Thursday, October 1, 2020

Crime and Passion (Ivan Passer, 1976)

 

Ivan Passer’s Crime and Passion shares some distinct similarities with his following film Silver Bears -they're both set in the world of European finance, with a risk-taking protagonist facing off against better equipped forces, sharing a pragmatic view of sexual relations. It would be tempting to say that Silver Bears, a far more conventionally unified and easy-to-take entertainment, represents “getting it right,” casting Crime and Passion as something of a failed dry run. But the film’s failure is rather sadder than that, for its hints of a darker, more transgressive vision that just got away. It’s evident at the start, depicting how Omar Sharif’s financier protagonist, Andre Ferren, is sexually excited (to the point of utter recklessness) at the prospect of financial disgrace, shortly afterwards conniving with his girlfriend and co-worker (Karen Black) to have her marry their richest client, for which they fatten her up on pastries to make her more to the client’s liking.

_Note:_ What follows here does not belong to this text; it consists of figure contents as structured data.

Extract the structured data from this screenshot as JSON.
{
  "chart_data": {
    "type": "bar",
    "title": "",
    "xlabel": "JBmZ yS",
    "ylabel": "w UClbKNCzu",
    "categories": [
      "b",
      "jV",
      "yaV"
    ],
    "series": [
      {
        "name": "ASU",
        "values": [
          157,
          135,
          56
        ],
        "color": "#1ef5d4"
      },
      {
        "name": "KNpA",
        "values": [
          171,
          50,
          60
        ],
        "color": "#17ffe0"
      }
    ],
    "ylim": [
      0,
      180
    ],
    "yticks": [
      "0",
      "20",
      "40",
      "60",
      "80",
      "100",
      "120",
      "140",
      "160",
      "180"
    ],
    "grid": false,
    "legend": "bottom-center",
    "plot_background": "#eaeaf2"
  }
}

But from the outset, the premise never bites as it should, not helped by the casting, or by the constant sense of being marooned in unproductively pretty settings. Actually, large parts of the film – such as Ferren narrowly escaping from improbable assassins including a man on skis and an overweight masseuse, or the later goings on in a supposedly haunted castle – bring to mind the second-wave Pink Panther films of the same period, although its interest in obsessive surveillance and voyeurism connects more deeply, and the ending – in which the characters nihilistically submit to desire but then are saved through a chilling twist of fate – evokes what might have been. Passer presumably intended his film to be more fully defined by a sense of risk and freedom, of psychologically and narratively living on the edge, and as such its failure at least somewhat reflects Ferren’s likely nightmare, the bankrupting results of cravenly hedging one’s bets.